Reading And Searching Compressed Files

This guide explains how to read and search through compressed files on the Linux bash command line without decompressing them first.

gzip and bzip2 are the most common compression utilities used on Linux and are used pretty much anywhere compression is required. This is especially true of log files because the logrotate utility is usually configured by default to run when a server such as Apache2 is installed. logrotate periodically takes the current working log file, gives it a version number and compresses it leaving a new, empty log file for the application to write to.

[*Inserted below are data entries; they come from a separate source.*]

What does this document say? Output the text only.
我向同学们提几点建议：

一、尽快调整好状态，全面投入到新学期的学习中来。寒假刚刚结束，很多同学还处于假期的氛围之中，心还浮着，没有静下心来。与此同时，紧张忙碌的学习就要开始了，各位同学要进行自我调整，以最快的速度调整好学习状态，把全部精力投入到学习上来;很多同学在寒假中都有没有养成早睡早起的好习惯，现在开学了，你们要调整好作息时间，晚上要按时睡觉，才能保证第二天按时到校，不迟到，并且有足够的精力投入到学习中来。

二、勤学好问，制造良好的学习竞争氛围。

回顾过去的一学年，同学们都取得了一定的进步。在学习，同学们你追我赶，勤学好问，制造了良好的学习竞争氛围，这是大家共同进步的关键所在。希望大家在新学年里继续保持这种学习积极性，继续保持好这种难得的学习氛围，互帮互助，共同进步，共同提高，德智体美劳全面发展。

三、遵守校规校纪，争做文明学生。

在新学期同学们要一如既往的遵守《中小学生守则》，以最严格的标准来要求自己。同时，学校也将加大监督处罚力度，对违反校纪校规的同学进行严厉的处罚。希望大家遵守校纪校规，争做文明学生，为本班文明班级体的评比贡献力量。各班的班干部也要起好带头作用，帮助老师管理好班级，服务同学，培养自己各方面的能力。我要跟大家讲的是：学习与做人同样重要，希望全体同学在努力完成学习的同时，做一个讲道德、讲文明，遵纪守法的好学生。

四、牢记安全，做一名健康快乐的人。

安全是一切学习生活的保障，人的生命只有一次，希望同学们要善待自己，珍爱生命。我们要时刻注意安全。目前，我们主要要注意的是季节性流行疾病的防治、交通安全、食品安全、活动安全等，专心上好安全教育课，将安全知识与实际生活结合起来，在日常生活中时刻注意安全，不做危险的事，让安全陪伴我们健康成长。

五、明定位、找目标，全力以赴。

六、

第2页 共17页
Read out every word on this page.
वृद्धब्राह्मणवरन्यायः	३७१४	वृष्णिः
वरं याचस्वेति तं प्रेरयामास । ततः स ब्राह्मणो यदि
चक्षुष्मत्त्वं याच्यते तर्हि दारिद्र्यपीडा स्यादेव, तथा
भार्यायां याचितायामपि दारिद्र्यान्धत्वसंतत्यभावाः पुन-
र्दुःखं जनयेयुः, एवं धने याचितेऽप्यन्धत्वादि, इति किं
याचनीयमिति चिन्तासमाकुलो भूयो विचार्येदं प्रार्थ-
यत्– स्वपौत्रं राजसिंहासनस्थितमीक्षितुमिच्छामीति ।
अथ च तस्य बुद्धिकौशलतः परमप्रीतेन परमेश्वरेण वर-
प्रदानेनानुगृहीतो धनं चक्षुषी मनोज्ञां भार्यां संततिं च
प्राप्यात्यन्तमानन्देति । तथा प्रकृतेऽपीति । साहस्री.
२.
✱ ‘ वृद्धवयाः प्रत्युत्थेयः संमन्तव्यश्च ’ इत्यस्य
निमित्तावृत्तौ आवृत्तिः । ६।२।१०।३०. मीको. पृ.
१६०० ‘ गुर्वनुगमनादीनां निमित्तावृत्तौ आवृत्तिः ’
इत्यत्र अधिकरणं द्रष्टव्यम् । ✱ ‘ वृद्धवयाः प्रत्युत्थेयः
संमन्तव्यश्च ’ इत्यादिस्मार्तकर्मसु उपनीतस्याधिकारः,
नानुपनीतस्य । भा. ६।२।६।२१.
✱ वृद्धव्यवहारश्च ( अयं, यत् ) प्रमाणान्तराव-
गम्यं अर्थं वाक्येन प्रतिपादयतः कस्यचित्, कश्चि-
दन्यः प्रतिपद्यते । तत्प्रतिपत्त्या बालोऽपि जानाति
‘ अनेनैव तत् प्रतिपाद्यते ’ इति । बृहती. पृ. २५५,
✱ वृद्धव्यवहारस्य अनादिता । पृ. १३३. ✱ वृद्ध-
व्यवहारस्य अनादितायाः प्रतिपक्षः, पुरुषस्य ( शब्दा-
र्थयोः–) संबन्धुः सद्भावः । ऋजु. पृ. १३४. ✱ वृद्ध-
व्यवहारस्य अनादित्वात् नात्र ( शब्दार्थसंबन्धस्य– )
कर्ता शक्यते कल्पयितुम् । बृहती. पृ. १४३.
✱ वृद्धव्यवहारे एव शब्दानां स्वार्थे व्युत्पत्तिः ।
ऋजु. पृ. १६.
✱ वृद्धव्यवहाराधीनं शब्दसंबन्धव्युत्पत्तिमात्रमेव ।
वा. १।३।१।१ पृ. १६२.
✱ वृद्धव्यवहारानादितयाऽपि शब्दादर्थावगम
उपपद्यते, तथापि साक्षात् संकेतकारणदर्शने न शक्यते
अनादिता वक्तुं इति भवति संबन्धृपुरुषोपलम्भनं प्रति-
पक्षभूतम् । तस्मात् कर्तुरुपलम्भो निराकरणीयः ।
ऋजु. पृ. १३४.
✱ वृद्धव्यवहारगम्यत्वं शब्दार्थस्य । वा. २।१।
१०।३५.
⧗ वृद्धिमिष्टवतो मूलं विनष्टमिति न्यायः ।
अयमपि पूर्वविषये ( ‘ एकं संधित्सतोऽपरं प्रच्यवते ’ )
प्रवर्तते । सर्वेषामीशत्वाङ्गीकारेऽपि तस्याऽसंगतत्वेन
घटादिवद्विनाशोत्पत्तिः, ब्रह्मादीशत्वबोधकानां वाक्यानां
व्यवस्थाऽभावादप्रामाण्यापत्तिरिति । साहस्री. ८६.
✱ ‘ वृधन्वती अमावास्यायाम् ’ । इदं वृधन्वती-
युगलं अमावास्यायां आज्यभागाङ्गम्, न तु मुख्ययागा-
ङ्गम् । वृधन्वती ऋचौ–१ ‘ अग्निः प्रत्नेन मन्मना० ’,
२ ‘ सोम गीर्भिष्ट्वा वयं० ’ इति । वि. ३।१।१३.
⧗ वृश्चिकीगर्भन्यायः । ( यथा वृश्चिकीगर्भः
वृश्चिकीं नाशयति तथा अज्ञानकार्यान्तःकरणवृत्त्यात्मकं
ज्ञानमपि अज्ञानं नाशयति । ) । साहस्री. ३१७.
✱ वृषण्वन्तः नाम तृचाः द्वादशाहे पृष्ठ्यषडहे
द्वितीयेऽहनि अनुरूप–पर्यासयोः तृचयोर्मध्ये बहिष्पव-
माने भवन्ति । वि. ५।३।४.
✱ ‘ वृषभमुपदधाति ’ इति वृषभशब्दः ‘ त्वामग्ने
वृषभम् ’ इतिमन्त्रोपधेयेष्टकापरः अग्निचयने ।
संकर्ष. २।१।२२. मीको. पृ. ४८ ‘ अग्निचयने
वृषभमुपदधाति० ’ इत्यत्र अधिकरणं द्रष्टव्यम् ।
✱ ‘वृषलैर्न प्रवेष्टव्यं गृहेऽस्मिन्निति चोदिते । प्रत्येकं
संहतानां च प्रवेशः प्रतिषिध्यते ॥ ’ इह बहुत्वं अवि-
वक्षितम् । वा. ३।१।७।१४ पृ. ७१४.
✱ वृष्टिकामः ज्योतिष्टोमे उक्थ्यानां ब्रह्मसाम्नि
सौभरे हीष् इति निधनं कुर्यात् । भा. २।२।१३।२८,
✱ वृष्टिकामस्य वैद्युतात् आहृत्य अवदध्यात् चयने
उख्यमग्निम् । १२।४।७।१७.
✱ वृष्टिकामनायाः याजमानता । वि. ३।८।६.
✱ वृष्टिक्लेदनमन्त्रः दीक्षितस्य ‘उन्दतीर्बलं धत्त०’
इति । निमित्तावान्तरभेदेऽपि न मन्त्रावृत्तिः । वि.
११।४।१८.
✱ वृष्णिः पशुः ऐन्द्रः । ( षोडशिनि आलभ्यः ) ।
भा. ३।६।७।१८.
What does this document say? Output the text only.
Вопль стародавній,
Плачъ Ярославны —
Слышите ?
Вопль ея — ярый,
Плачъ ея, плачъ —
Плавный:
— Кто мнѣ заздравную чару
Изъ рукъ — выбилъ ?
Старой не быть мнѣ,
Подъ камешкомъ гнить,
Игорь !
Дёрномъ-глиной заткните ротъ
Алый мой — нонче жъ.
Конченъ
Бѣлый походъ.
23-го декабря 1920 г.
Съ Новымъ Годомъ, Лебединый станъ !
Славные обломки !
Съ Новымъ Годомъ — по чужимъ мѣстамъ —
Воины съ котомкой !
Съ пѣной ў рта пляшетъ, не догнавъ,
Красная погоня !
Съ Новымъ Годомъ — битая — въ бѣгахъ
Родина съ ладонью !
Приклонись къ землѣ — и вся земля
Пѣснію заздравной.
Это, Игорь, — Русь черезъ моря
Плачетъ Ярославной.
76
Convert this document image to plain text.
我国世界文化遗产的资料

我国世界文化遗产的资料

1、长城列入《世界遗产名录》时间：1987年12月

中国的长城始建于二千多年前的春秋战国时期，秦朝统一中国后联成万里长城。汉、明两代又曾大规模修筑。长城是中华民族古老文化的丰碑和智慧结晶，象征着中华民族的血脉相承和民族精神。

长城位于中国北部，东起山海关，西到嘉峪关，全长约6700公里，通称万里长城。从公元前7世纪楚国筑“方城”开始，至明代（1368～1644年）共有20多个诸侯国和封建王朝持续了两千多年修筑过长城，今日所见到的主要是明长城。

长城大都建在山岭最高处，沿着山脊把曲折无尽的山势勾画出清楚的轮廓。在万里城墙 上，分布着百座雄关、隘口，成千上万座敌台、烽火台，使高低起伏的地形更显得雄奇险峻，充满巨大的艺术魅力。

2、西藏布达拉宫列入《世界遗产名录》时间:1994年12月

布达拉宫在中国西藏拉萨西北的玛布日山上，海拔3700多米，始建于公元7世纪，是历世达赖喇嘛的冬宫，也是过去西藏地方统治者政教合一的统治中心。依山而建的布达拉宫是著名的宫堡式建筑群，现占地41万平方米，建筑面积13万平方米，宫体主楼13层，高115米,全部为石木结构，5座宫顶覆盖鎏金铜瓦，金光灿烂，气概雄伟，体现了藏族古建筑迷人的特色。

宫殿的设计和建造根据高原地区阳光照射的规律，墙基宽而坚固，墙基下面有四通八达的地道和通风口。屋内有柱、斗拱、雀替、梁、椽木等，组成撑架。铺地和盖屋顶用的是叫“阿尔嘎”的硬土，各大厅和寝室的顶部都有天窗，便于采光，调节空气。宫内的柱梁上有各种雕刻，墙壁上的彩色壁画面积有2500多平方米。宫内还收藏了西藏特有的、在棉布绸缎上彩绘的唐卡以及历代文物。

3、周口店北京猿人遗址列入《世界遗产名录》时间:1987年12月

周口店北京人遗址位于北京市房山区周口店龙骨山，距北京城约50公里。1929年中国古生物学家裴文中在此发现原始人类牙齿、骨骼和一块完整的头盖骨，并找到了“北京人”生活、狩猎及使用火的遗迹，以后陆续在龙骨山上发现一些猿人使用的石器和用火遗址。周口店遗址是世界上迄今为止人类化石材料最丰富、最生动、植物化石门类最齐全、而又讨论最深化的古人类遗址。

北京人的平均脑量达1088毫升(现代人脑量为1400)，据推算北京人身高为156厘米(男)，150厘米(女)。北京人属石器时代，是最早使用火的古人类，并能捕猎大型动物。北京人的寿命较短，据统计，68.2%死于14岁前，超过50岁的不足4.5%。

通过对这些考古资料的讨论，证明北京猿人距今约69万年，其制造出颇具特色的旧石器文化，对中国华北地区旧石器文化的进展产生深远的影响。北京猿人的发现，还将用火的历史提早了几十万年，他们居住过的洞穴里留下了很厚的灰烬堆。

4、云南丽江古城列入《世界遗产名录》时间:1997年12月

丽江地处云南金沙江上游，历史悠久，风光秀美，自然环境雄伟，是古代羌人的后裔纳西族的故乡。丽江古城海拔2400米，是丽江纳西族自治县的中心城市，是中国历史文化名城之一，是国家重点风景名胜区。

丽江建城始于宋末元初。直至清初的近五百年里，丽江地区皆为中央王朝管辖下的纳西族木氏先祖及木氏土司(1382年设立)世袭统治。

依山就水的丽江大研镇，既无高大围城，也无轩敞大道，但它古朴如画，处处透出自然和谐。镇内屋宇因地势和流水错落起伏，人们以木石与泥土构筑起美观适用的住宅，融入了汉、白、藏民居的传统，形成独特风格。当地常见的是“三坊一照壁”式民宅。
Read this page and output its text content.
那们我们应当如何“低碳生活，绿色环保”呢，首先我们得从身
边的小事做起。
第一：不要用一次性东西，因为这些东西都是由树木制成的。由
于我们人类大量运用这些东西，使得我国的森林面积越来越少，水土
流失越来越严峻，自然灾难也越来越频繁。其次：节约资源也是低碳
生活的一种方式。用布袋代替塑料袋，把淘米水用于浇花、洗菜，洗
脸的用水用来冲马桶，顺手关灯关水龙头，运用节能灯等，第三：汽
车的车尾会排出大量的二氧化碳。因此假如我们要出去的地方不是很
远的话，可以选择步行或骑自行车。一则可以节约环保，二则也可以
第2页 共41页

This is great for stopping your disk filling up. However, compressed files are not readable or searchable by the usual command line tools such as less or grep. Obviously, one could simply decompress all the files and then work on them as normal. However, for a busy web or email server, this can be a very large amount of data and is an additional step that is not required because both gzip and bzip2 provide equivalents of less, cat and grep to work directly with the compressed data.

gzip - .gz

zless
zcat
zgrep

bzip2 - .bz2

bzless
bzcat
bzgrep

These command work in exactly the same way as their standard counterparts. For example, if I need to search through all of my rotated dpkg logs (that have the form dpkg.log.N.gz) for the package apache2 I can run the command:

zgrep apache2 dpkg.log.*.gz

Reading the file dpkg.log.5.gz:

zless dpkg.log.5.gz

If you need to use command line tools that require uncompressed text as stdin such as tail then simply pipe the output of zcat into them e.g.:

zcat dpkg.log.5.gz | tail

With these tools, you can quickly find the information you need without having to unpack the files first.